I'm not the first nor the last person to have this problem so its great there are a lot of solutions out there to solve these problems. However there is also a LOT of solutions out there so I'll need a plan to decide how best to choose each them.

First up this is not going to be the first system I put together so I'm going to avoid buying brand new hardware if I can help it (hard drives may be the exception). I already have too many old machines lying around not being used and mostly accumulating dust so this is my way of saving the environment.

also by forcing all these bits together the first time I hope to learn a lot and improve it in version 2.




Monday, November 19, 2012

Kaggle


My life over the last 5 years has been dominated mostly by a voracious consumption of all media ranging from books, HBO television (GoT, BRaking BAd,True Blood), video games, movies and the pointlessly amusing reddit.

So in an attempt to better myself I've taken up a few new hobbies. I'll start with kaggle because its seems more interesting than my other achievement this week (learning to sew a button)

Making data science a sport
So what is kaggle? Its a place where people gather and form teams to analyse data across multiple competitions. The teams that performs the best in each competition takes home the loot. Which happens to be $3,000,000 for the biggest open competition so far.This alone has convinced me that this won't be a completely pointless hobby. And even if I don't win anything at least the prize money shows there are many people out there that view data science as a valuable skill.

What drew me to kaggle was that despite having competitive goals in each competition, there is a strong emphasis in collaboration in the forums, and this is always a good sign for a beginner. And like most people I have an interest in data. Well I think most people like data, I only assume so because elections are always about polling numbers it seems.

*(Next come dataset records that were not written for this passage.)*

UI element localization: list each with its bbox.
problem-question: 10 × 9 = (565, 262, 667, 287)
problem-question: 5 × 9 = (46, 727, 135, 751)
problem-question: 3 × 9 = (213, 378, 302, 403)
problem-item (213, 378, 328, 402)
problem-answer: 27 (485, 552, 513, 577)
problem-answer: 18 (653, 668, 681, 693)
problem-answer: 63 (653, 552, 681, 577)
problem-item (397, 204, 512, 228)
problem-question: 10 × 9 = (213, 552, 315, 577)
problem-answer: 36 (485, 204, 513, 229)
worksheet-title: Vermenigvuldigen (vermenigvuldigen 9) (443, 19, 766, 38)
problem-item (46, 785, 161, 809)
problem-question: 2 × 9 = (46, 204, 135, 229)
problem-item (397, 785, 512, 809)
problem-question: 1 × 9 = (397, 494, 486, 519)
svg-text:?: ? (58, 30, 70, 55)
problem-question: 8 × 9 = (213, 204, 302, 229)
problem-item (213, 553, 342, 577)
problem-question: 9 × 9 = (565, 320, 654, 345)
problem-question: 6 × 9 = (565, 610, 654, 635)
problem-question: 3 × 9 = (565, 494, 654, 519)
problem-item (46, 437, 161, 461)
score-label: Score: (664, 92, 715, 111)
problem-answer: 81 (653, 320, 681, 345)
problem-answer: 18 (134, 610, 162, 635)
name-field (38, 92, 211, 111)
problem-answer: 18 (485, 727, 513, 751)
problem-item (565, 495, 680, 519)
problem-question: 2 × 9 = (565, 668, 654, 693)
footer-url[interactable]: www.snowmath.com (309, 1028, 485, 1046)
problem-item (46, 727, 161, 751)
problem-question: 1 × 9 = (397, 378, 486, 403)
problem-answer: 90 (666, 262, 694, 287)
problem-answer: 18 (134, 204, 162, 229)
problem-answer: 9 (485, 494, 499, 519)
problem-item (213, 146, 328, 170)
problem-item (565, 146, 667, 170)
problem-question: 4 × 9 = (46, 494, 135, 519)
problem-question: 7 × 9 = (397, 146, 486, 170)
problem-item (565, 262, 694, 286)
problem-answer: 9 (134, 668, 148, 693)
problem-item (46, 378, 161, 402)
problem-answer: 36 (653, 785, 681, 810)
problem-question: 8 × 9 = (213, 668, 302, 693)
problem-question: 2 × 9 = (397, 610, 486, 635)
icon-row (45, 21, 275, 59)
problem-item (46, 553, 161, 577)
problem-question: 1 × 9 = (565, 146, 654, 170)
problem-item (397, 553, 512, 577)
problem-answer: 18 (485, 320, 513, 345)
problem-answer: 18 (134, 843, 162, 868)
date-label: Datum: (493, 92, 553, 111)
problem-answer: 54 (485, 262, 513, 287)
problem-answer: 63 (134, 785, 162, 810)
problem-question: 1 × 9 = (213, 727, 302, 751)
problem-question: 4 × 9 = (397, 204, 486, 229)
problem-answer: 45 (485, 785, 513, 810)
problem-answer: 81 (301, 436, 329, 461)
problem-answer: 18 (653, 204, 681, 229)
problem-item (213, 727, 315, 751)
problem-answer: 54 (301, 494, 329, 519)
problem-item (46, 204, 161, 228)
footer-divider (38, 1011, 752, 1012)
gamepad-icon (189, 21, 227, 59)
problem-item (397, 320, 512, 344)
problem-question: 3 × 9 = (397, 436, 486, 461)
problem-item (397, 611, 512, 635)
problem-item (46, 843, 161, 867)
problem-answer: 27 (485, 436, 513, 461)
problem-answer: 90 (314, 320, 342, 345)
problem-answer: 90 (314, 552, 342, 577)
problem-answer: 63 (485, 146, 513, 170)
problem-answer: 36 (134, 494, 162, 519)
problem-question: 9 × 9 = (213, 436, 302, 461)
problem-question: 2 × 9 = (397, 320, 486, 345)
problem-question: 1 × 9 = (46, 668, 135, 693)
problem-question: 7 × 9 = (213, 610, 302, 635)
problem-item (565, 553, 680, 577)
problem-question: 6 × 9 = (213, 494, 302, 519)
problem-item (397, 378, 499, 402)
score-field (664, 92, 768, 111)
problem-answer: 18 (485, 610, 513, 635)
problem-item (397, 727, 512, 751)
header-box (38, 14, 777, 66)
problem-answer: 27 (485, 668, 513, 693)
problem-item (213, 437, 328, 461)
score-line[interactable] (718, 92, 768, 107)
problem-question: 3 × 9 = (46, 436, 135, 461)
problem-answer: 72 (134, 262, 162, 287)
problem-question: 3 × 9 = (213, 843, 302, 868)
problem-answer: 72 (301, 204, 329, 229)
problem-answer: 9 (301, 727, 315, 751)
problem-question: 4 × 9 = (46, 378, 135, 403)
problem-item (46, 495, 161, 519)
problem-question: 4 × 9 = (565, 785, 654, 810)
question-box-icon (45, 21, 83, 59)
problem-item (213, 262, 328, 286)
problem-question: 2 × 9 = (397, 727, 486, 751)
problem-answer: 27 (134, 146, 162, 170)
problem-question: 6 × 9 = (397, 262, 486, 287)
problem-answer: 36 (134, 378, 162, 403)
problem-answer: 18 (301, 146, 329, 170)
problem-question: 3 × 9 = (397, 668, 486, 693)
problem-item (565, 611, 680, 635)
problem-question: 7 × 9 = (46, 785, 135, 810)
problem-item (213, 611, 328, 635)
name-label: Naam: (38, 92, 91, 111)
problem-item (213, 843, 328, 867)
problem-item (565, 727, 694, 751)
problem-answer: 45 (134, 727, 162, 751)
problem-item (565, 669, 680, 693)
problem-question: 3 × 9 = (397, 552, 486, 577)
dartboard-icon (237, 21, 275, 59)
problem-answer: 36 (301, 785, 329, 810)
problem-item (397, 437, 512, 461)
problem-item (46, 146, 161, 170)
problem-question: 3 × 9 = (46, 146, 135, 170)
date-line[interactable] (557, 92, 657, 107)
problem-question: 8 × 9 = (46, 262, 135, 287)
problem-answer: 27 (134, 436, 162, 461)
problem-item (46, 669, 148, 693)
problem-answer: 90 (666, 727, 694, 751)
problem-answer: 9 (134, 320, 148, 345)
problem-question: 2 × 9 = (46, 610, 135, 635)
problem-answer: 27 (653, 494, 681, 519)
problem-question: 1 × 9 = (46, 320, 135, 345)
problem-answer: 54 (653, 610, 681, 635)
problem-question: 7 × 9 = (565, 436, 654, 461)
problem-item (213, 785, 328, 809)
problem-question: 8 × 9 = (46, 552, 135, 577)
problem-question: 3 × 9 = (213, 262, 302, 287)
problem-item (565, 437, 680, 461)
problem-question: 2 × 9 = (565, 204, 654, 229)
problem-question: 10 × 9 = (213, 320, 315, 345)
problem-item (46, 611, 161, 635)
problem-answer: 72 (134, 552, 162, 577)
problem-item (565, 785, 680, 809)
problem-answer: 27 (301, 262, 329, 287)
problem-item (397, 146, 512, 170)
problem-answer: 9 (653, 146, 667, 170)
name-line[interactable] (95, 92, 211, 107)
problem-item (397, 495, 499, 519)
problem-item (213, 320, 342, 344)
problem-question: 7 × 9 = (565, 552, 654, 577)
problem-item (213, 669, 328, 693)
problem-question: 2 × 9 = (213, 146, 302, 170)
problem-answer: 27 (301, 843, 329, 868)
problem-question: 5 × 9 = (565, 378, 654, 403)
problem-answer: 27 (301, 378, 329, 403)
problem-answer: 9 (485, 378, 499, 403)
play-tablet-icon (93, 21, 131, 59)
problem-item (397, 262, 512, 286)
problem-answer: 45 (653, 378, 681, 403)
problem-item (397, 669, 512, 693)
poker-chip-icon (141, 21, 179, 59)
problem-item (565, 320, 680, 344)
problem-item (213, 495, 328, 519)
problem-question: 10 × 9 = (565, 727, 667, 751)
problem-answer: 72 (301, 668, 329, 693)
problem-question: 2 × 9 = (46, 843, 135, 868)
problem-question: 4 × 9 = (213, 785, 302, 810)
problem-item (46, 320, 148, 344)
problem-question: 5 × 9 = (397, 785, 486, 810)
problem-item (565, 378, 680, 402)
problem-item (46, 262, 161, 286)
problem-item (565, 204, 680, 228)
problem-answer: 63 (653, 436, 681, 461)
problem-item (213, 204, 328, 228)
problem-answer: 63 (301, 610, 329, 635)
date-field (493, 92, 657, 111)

The first kaggle competition I've entered in is the Titanic: Machine Learning from Disaster

Having seen the passenger list it seems that Jack Dawson's name wasn't on there. He really was a stowaway.
Having made one submission I'm ranked in the lowly 600s (out of 650). Oh well its a start and hopefully I'll improve in weeks to come.

Wish me luck.

Friday, November 16, 2012

First!

So there isn't a lot to write but I'm starting (we'll see about continuing) this blog to keep track of my interests and my personal growth over time. I haven't recorded much in my past but now is time I guess. Wish me luck.